When qawwali and folk music fill the air

Published: March 4, 2013

Rizwan-Muazzam have been trained by legend Nusrat Fateh Ali Khan. PHOTO: ALI MEHMOOD

LAHORE: 

The stage was set on Sunday at the Rafi Peer Theatre Workshop as the crowd was transported to another universe where qawwali and Sufi music filled the atmosphere. The combination of British-Indian singer Susheela Raman and qawwal group Rizwan-Muazzam proved to be an exhilarating one. Thoroughly impressed, a member of the audience said, “She reached out to the sky, touched God and then started to sing.”

The night was a tribute to the theatre’s late chief operating officer Faizan Peerzada, who is known for his artistic talent, and was the first of the two acts set to take place; it will also serve to be a curtain raiser for a performance scheduled to be held at the Royal Festival Hall in London on April 10.
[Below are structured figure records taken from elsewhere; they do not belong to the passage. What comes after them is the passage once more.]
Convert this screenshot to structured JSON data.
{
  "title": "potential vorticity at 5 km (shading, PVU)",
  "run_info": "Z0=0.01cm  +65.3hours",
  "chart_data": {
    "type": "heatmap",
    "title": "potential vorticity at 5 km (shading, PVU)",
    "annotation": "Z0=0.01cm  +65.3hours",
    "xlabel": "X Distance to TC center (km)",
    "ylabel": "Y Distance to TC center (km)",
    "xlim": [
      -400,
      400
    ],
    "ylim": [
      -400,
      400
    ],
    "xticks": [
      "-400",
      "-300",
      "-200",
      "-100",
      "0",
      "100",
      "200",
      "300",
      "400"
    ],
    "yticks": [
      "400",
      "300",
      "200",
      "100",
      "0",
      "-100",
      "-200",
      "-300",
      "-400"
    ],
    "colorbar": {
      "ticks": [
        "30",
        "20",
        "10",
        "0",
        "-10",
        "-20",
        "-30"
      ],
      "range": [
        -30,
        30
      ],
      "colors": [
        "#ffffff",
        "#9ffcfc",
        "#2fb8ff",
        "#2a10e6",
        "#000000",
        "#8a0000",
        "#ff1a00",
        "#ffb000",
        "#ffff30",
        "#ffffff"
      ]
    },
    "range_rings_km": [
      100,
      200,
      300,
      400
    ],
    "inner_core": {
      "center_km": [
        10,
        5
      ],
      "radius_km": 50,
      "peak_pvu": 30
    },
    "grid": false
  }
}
“We had only three days to prepare, but I think we covered a lot of territory despite that,” said Raman, who is thrilled to be working with legend Nusrat Fateh Ali Khan’s nephews Rizwan and Muazzam. “But with time, the bond will become stronger, create more [bonds] and go into new spaces.” Critically-acclaimed artist Raman, who is known for her electric live performances, arrived here last week and performed for the first time in Lahore. Despite interchanging between English and her ancestral language Tamil during her act, she left the audience members spellbound as she is a master of her craft.

Raman opened the show with a couple of solo performances, then a small session of qawwali followed which then transitioned into fusion. It included a fusion performance of Bob Dylan’s All Along the Watchtower/Sajna as well as an electric performance of Mein Sharabi and other qawwal classics.

“Qawwal history is as old as 750 years — I love it and I love being around it,” Raman said, referring to her collaboration with the duo. “I am kind of a rock singer so I think they react to me on a gut level. But it’s just a great honour to be working so closely with them.”

Muazzam explained that the rehearsal process with Raman was a collaborative one and that the goal of music is ultimately love in the Sufi sense. “All of these are Sufi songs and we are hoping to promote peace and love through this experiment of ours,” said Muazzam. “Susheela helped us mix the raags with western notes which was very interesting.”

Rizwan-Muazzam are probably the closest thing we have in Pakistan to the great maestro Nusrat Fateh Ali Khan as they were both once trained by him. Today they take pride in maintaining the traditional aspect of qawwal and admit that they have always worked for the music rather than the more attractive commercial options.

“We’ve done fusion before but this is the first time we have actually performed fusion in Pakistan,” said Rizwan. “Nusrat was always something bigger whether it was him as a singer or a music director.” He feels it was the legend’s music sense which allowed him to achieve great things in life. “I don’t think you see that [in artists] today. He understood a wide variety of music and this allowed him to bring something new each time,” added Rizwan.

Rizwan-Muazzam is a large qawwal group which includes several chorus singers as well as a variety of instruments. “We are mixing eastern and western music — what we are doing is keeping our tradition bright in this process,” said Rizwan, revealing the group is working on an upcoming album out of which a couple of numbers will be released in films. “It’s not pure qawwali and we are making the genre more accessible for the new generation.”

Published in The Express Tribune, March 5th, 2013.